Bird is the word. Chris Andersen worked out for the Bucks this summer before signing with his former team, as the Bucks eventually wound up with Francisco Elson. Damn, I wish that had worked out differently.
Though he's never going to be a big minute guy, Birdman has been terrific off the bench this year and showed his ability to change a game early in the fourth, swatting a series of shots while crashing the boards relentlessly to gain extra possessions. Six points, seven boards, and four blocks in 20 minutes might not jump out of the box score at you, but his impact was huge.

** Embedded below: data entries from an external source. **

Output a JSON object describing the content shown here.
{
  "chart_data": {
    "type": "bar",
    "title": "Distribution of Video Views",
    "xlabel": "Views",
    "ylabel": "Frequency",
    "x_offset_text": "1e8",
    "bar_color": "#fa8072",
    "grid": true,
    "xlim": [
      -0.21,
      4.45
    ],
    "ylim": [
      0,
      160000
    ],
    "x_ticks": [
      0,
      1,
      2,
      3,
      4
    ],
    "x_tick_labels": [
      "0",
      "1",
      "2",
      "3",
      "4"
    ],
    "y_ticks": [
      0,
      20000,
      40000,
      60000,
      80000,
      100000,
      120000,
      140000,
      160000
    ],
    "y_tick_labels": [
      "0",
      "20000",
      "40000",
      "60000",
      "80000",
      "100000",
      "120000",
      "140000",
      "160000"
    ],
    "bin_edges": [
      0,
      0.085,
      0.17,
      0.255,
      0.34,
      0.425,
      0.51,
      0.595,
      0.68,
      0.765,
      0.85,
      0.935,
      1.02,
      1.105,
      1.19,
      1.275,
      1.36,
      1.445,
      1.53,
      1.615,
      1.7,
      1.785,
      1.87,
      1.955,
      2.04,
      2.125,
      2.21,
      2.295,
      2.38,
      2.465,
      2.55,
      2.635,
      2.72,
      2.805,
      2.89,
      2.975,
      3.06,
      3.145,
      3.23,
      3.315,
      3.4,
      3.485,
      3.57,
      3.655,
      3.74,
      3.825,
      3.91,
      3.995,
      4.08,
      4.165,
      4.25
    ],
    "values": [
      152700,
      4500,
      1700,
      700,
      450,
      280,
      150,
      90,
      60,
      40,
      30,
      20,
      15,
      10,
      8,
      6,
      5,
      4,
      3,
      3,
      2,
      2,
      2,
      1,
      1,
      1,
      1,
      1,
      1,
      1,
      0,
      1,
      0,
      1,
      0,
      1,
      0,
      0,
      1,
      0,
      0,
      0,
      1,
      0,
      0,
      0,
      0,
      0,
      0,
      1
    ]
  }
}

MIA CV. CV's disappearances are often the result of his own inconsistency, but tonight his brief absence wasn't his fault. Villanueva lit up the Nuggs for 21 points (8/10 fg) in his first 14 minutes, tough to top for everyone not named LeBron James. A little over a minute into the second CV picked up his second foul and headed to the bench for a well-deserved rest, but then curiously sat for the rest of the period as Joe Alexander got a rare extended look at PF.
Maybe Skiles was worried about Villanueva getting into foul trouble, but it seemed like an awfully conservative move given how utterly unstoppable Villanueva had been up to that point. Fortunately Skiles made up for it a bit by riding Villanueva for almost the entire second half, but I think I would have preferred a more normal sub pattern.